# Emanuel Steward Bashes MMA



## southpaw447 (Mar 21, 2007)

Legendary Boxing Trainer Emanuel Steward gives his input on UFC and the sport of MMA

http://www.secondsout.com/USA/news.cfm?ccs=229&cs=23364


Read the article it's very... interesting.... LOL

Emanuel Steward is in accord, saying, “Mixed martial arts is too brutal, too ugly. There’s nothing beautiful about it, like a nice jab in boxing. A few years back, they invited me to watch a UFC event. But with people getting kicked in the head and punched on the ground, I walked out after the third bout. It was sickening.”


----------



## GMW (Nov 15, 2006)

“In order to be an MMA champion,” says Jerry Izenberg, “you need every skill that’s outlawed on the planet. The very things we pride ourselves on not doing, these people elevate to an art form. I wouldn’t even try to dignify it.”
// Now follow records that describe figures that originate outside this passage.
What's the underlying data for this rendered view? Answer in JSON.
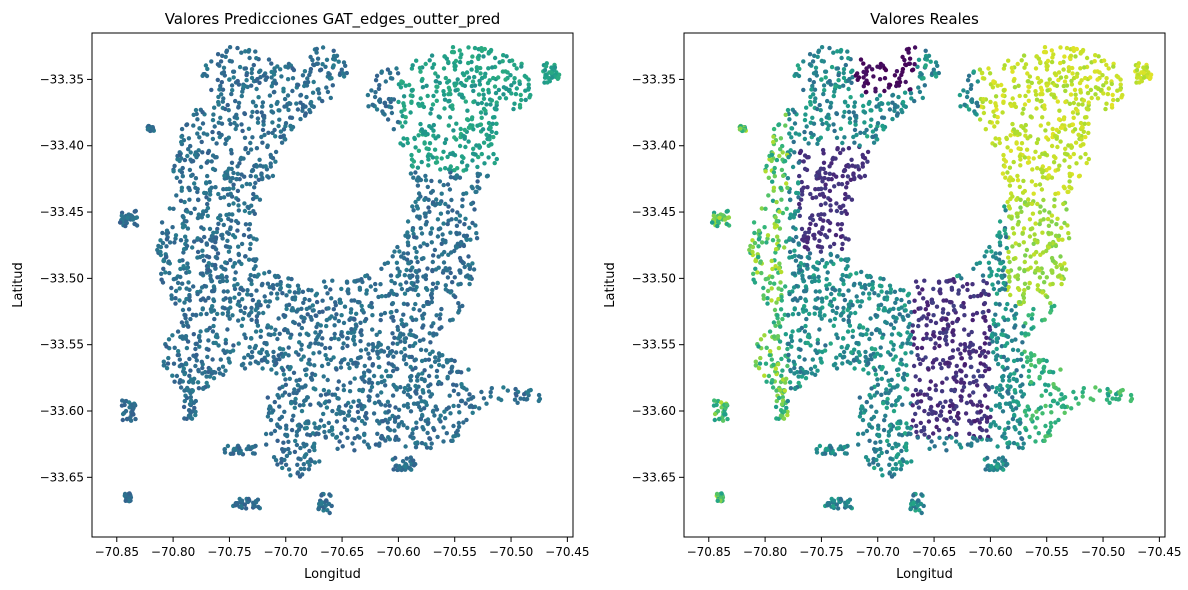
{
  "chart_data": [
    {
      "type": "scatter",
      "title": "Valores Predicciones GAT_edges_outter_pred",
      "xlabel": "Longitud",
      "ylabel": "Latitud",
      "xlim": [
        -70.872,
        -70.445
      ],
      "ylim": [
        -33.695,
        -33.315
      ],
      "xticks": [
        -70.85,
        -70.8,
        -70.75,
        -70.7,
        -70.65,
        -70.6,
        -70.55,
        -70.5,
        -70.45
      ],
      "xtick_labels": [
        "−70.85",
        "−70.80",
        "−70.75",
        "−70.70",
        "−70.65",
        "−70.60",
        "−70.55",
        "−70.50",
        "−70.45"
      ],
      "yticks": [
        -33.35,
        -33.4,
        -33.45,
        -33.5,
        -33.55,
        -33.6,
        -33.65
      ],
      "ytick_labels": [
        "−33.35",
        "−33.40",
        "−33.45",
        "−33.50",
        "−33.55",
        "−33.60",
        "−33.65"
      ],
      "colormap": "viridis",
      "color_scheme": "predicted",
      "grid": false
    },
    {
      "type": "scatter",
      "title": "Valores Reales",
      "xlabel": "Longitud",
      "ylabel": "Latitud",
      "xlim": [
        -70.872,
        -70.445
      ],
      "ylim": [
        -33.695,
        -33.315
      ],
      "xticks": [
        -70.85,
        -70.8,
        -70.75,
        -70.7,
        -70.65,
        -70.6,
        -70.55,
        -70.5,
        -70.45
      ],
      "xtick_labels": [
        "−70.85",
        "−70.80",
        "−70.75",
        "−70.70",
        "−70.65",
        "−70.60",
        "−70.55",
        "−70.50",
        "−70.45"
      ],
      "yticks": [
        -33.35,
        -33.4,
        -33.45,
        -33.5,
        -33.55,
        -33.6,
        -33.65
      ],
      "ytick_labels": [
        "−33.35",
        "−33.40",
        "−33.45",
        "−33.50",
        "−33.55",
        "−33.60",
        "−33.65"
      ],
      "colormap": "viridis",
      "color_scheme": "real",
      "grid": false
    }
  ]
}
Emanuel Steward is in accord, saying, “Mixed martial arts is too brutal, too ugly. There’s nothing beautiful about it, like a nice jab in boxing. A few years back, they invited me to watch a UFC event. But with people getting kicked in the head and punched on the ground, I walked out after the third bout. It was sickening.”
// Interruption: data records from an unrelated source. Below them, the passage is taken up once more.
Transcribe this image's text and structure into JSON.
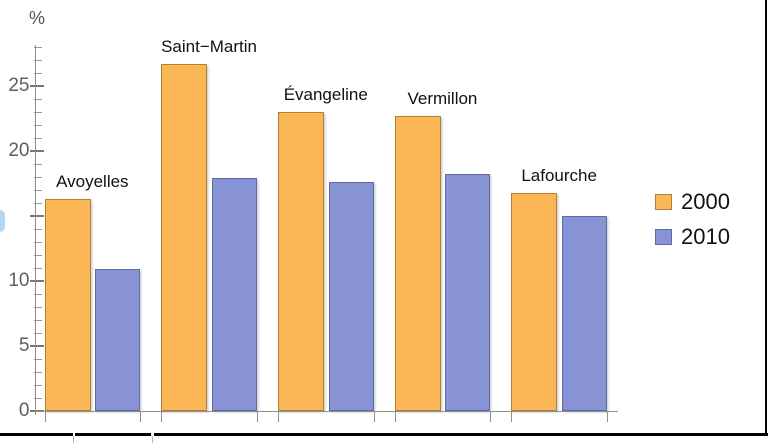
{
  "chart_data": {
    "type": "bar",
    "title": "",
    "ylabel": "%",
    "categories": [
      "Avoyelles",
      "Saint−Martin",
      "Évangeline",
      "Vermillon",
      "Lafourche"
    ],
    "series": [
      {
        "name": "2000",
        "values": [
          16.3,
          26.7,
          23.0,
          22.7,
          16.8
        ],
        "fill": "#FBB655",
        "edge": "#AE8236"
      },
      {
        "name": "2010",
        "values": [
          10.9,
          17.9,
          17.6,
          18.2,
          15.0
        ],
        "fill": "#8893D6",
        "edge": "#5F6A9E"
      }
    ],
    "y_ticks": [
      {
        "value": 25,
        "label": "25"
      },
      {
        "value": 20,
        "label": "20"
      },
      {
        "value": 10,
        "label": "10"
      },
      {
        "value": 5,
        "label": "5"
      },
      {
        "value": 0,
        "label": "0"
      }
    ],
    "y_unlabeled_major_ticks": [
      15
    ],
    "minor_tick_step": 1,
    "ylim": [
      0,
      28.2
    ],
    "grid": false,
    "legend_position": "right-middle"
  },
  "colors": {
    "axis": "#8F8F8F",
    "major_tick": "#787878",
    "minor_tick": "#9D9D9D",
    "tick_label_text": "#5E5E5E",
    "category_label_text": "#111111",
    "legend_text": "#111111",
    "background": "#FFFFFF",
    "frame_border": "#000000",
    "edge_fragment": "#B5D7F3"
  }
}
I guess I understand him, spending your whole life devoted to boxing, it must be hard to separate MMA from street fighting, especially if little effort is given to do it. Even though some of the stuff he said does sound pretty obviously wrong.
I disagree with him, but im not going to be like, what a fuckin idiot!


----------



## mma17 (Jun 4, 2007)

The thing that I don't understand is that when people look at each aspect of the MMA game individually they don't have a problem with it. Such as if someone looks just at boxing. They say, oh thats not brutal. Or the wrestling aspect. Or if they just look at the jiu jitsu or judo, kickboxing, or soley the muy thai. Individually to them it's ok but once you put it all together they hate it. They say it's brutal. I've never understood that. Especially with all the rules sanctioned events have now.


----------



## kds13 (Nov 27, 2006)

Yeah, GMW, if someone devotes their life to boxing, it would be hard for them to separate MMA and street fighting.


----------



## GMW (Nov 15, 2006)

kds13 said:


> Yeah, GMW, if someone devotes their life to boxing, it would be hard for them to separate MMA and street fighting.
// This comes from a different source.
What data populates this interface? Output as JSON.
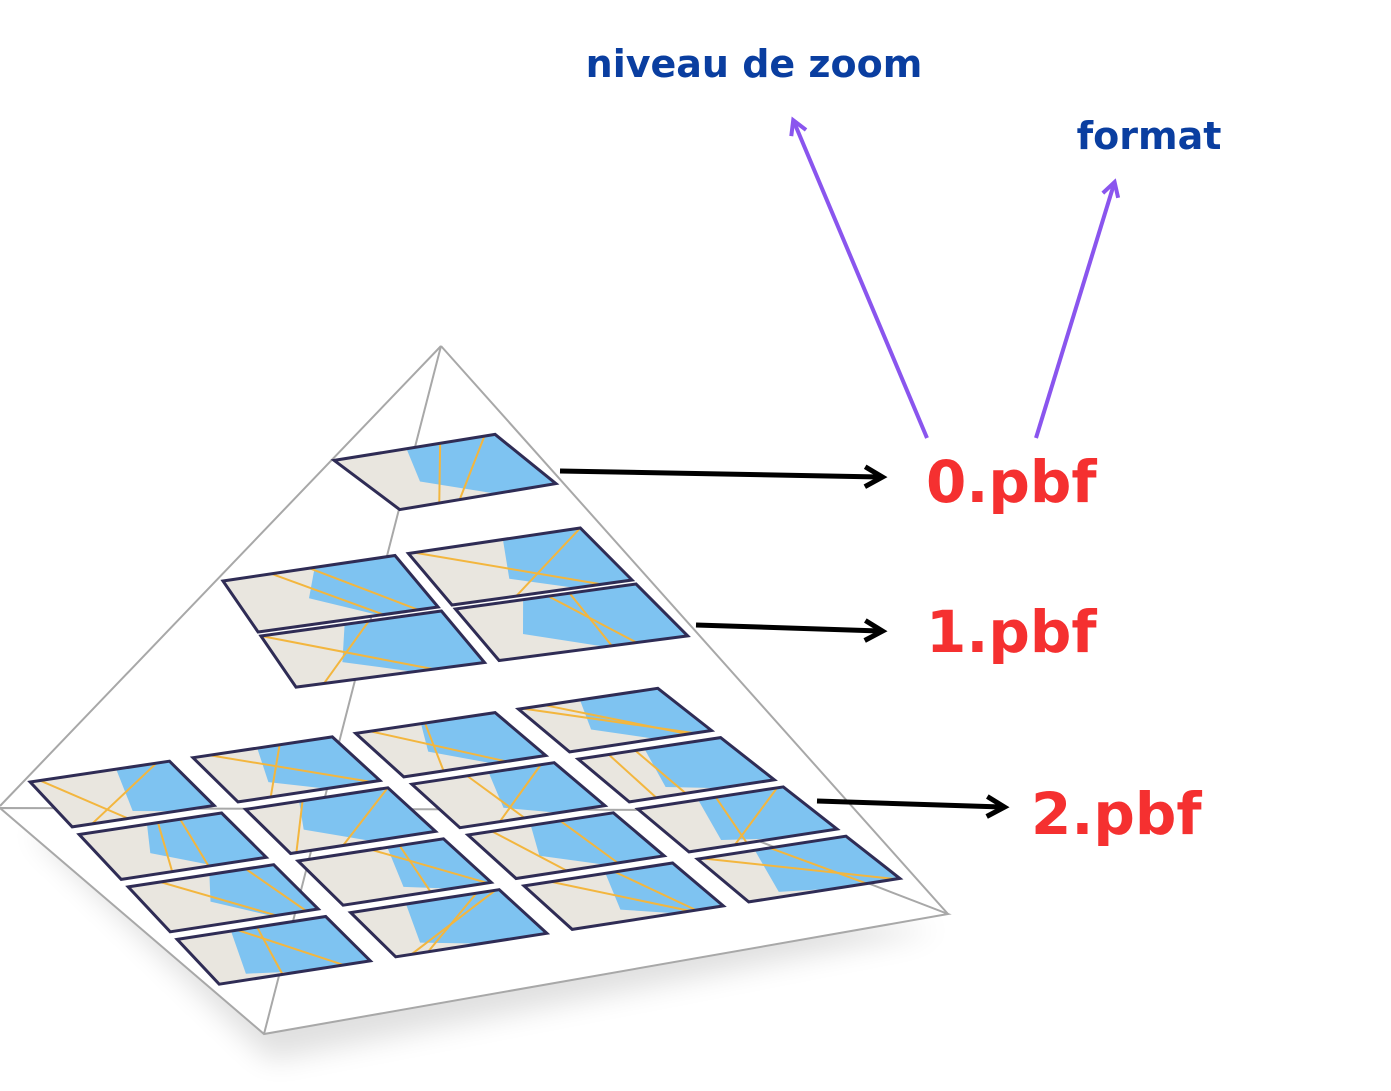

Well... I mean, I'll be more specific. Ok, so these boxing coaches, promoters and fighter spends their lives thinking (and training) the only real fighting SPORT is one that only uses hands because things like kicks, stomps, etc do not take as much skill and are too close to a street fight. Even though it’s regulated and watched carefully, all he would see in an MMA match is two fighters going at it using all the techniques he always thought were, barbaric. And because of the way MMA started out they probably think there is no reason to give the current incarnation of MMA a shot. It’s not that boxing people can’t separate it, most do I’m sure, but they don’t see the point in changing their opinions of the original form of MMA.
Or maybe they are just trying to hype boxing, but that’s just my guess on why they are so against MMA and I’d hope it’s a little deeper then just, it’s a threat to boxing.


----------



## Sinister (Nov 19, 2007)

I see where the guy is coming from, a lot of boxing fans (old and new) don't dig MMA. Pretty much they all revolve it around being to much like street fighting. A lot of my brothers Tai-Kwon-Do(Sp?) buddies don't like it either. Some just don't care for it, others feel putting one martial arts against each other is just exploiting them for entertainment for the wrong reasons.


----------



## Terry77 (Jan 5, 2007)

Steward is a classy guy and a devoted man to boxing. I don't like him calling it ugly,but a lot of people still don't understand the ground game and can't comprehend why you can stike to the head on the ground.


----------